Powder coatings are a cost effective and environmentally friendly alternative to liquid coatings. Traditional coatings systems network via a thermally activated process. This usually involves placing a powder coated surface into an oven between 160°C to 200°C in temperature.
The powder melts at around 80°C to 120°C and becomes an even film. At temperatures of between 110°C to 140°C the network reaction begins. The curing time typically lasts between 15 and 30 minutes, depending on the temperature and reactivity of the system. New to the market place are U.V. curing powder coating systems, where the curing process takes place in a shorter amount of time, even at temperatures of below 100°C.

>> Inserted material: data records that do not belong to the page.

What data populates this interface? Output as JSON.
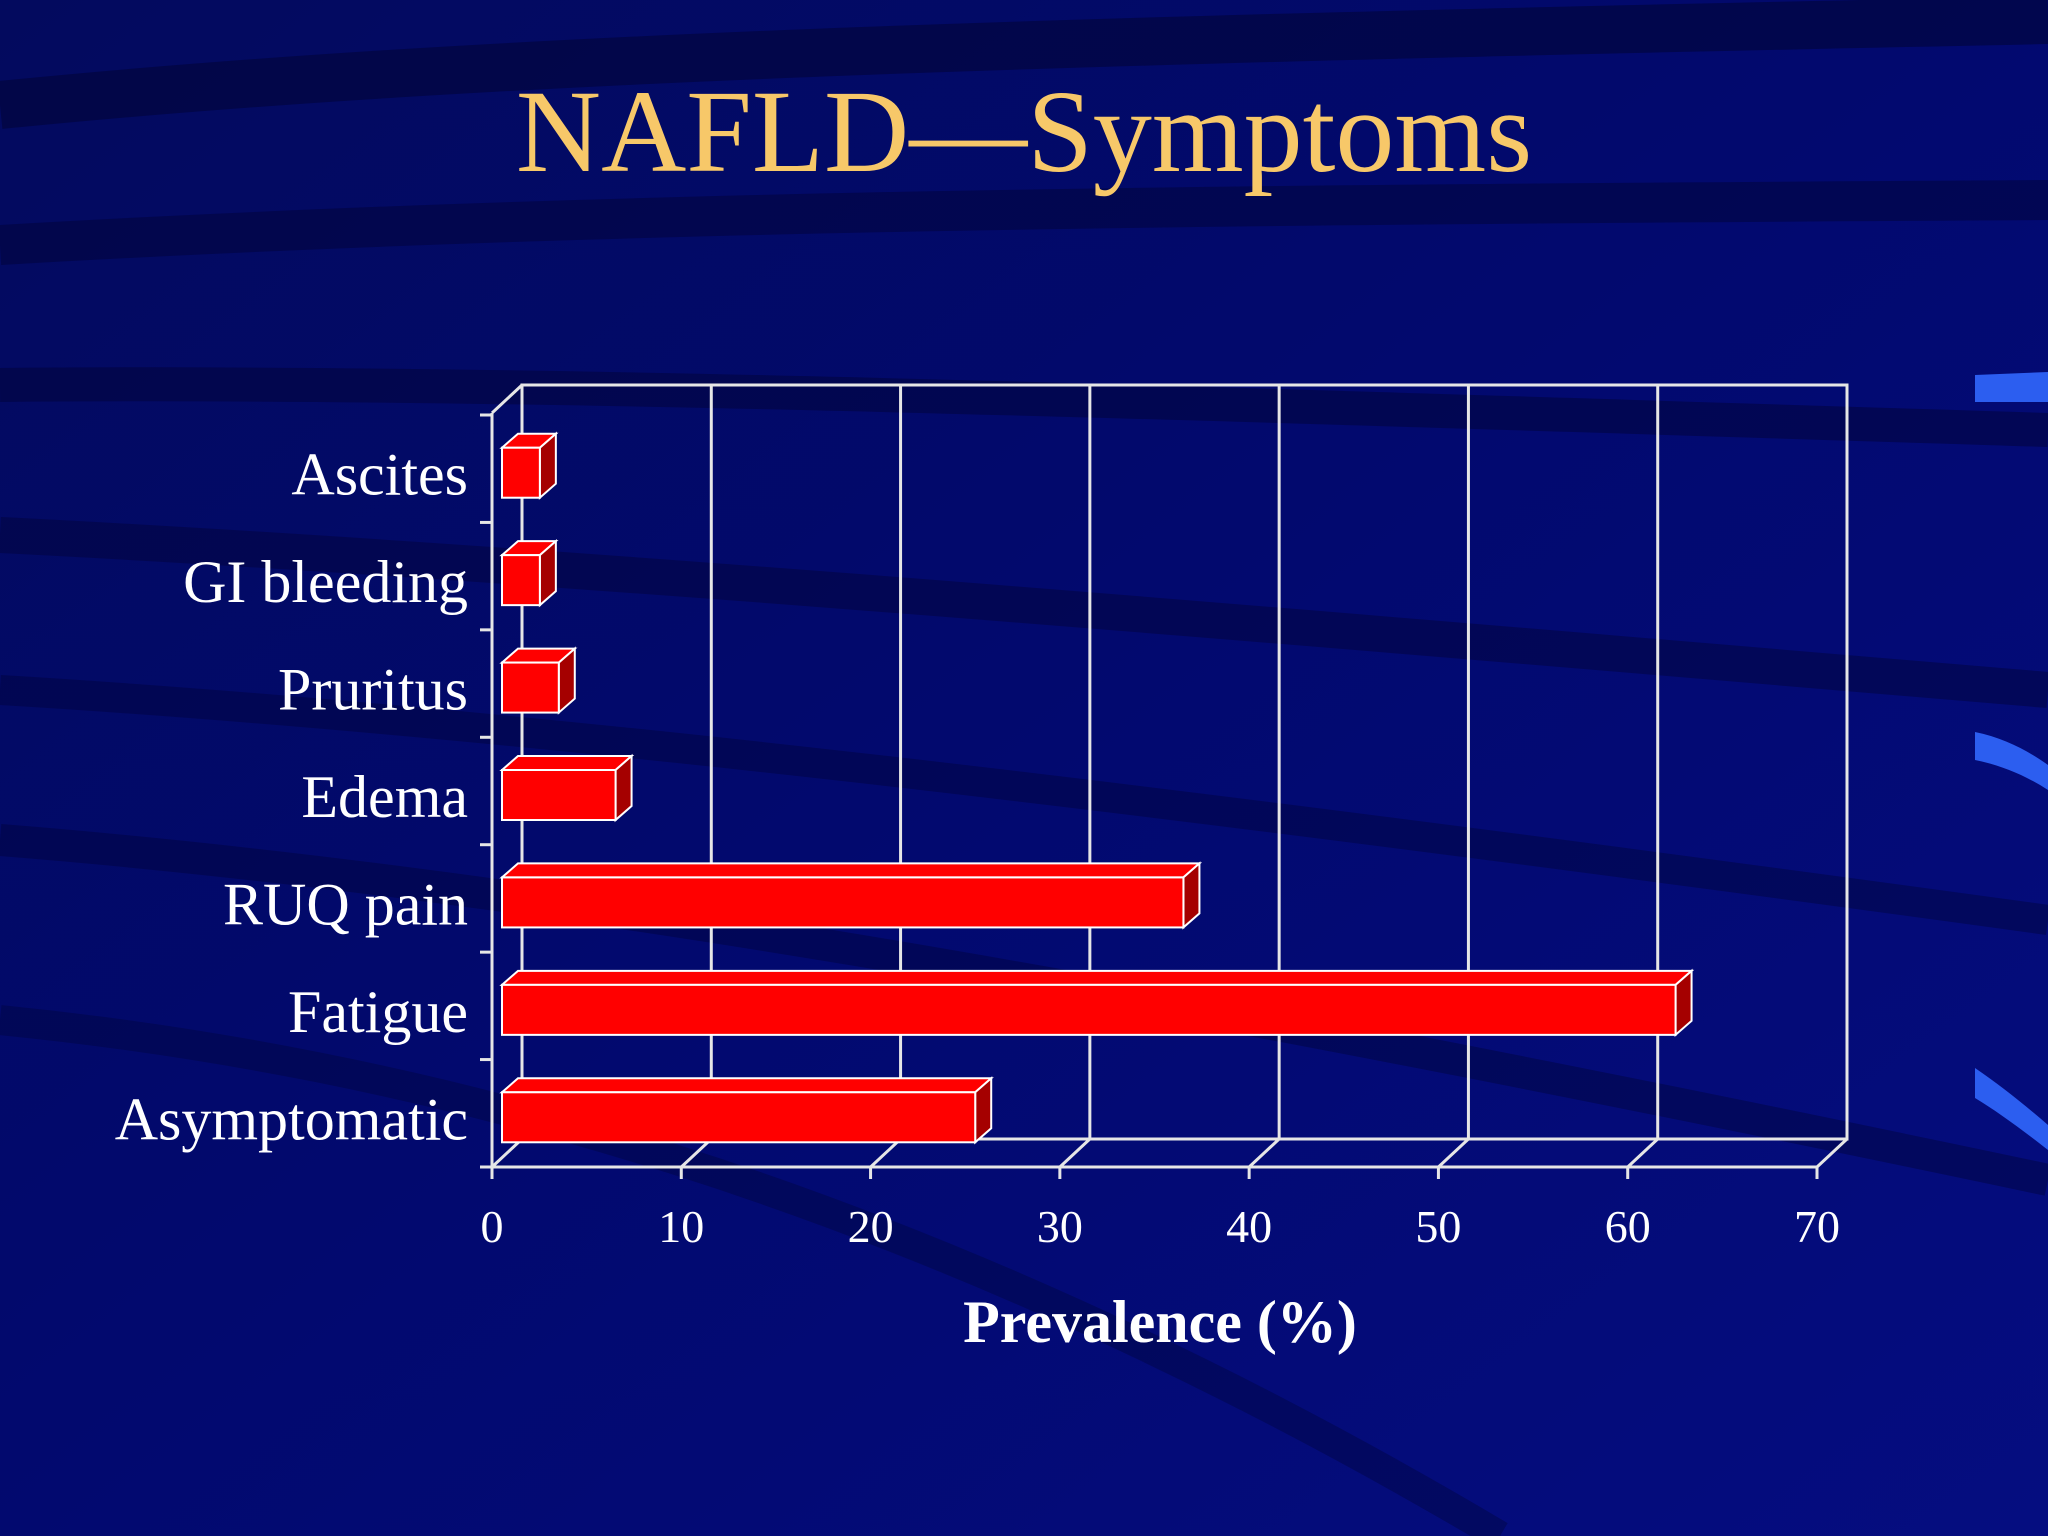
{
  "slide": {
    "title": "NAFLD—Symptoms",
    "colors": {
      "background": "#020a6e",
      "title": "#f7c869",
      "bar": "#ff0000",
      "bar_side": "#a50000",
      "grid": "#e6e6e6",
      "text": "#ffffff"
    }
  },
  "chart_data": {
    "type": "bar",
    "orientation": "horizontal",
    "style": "3d",
    "title": "NAFLD—Symptoms",
    "xlabel": "Prevalence (%)",
    "ylabel": "",
    "xlim": [
      0,
      70
    ],
    "xticks": [
      0,
      10,
      20,
      30,
      40,
      50,
      60,
      70
    ],
    "grid": true,
    "categories": [
      "Ascites",
      "GI bleeding",
      "Pruritus",
      "Edema",
      "RUQ pain",
      "Fatigue",
      "Asymptomatic"
    ],
    "values": [
      2,
      2,
      3,
      6,
      36,
      62,
      25
    ]
  }
}
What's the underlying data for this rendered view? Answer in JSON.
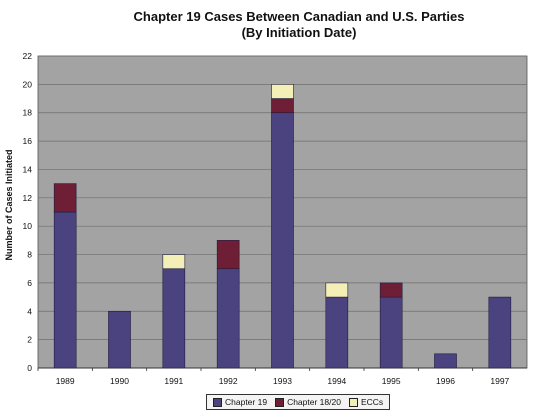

A further advantage of the U.V. induced networking is that it works virtually independently of temperature. This opens up new application possibilities for coating heat sensitive surfaces like wood or synthetics. When powder coating different substrates, it is not only smooth, tough surfaces that are desired, but also adhesive strength, corrosion protection and durability.
The melting and curing relationship of powder coatings can be rheologically analysed using oscillation tests with an air bearing rheometer. The advantage of this method is that the structural change of the coating as a function of time or temperature can be demonstrated without disturbing the process, that is, at very small oscillation amplitudes.
The rheological measurements that are usually of interest are complex viscosity h, complex modulus G, the loss factor tan d as well as the phase displacement angle d. As many powder coatings become very hard after the complete curing process, parallel measurements using plate geometry PP20 with 20 mm plate diameter are recommended for the rheological tests.
Rheological analysis of powder coatings takes place at temperatures of somewhere between 80°C and 250°C. This range can easily be covered using the electric temperature unit TC501 with cone heating. The following outlines some recommendations of practical examples and typical measurement definitions.
All measurements have been carried out using the air bearing rheometer Haake RheoStress, with the high temperature measuring unit TC501 with cone heating and the parallel plate geometry PP20 (20mm plate diameter). As a standard measurement the gap was set at 0.5 mm.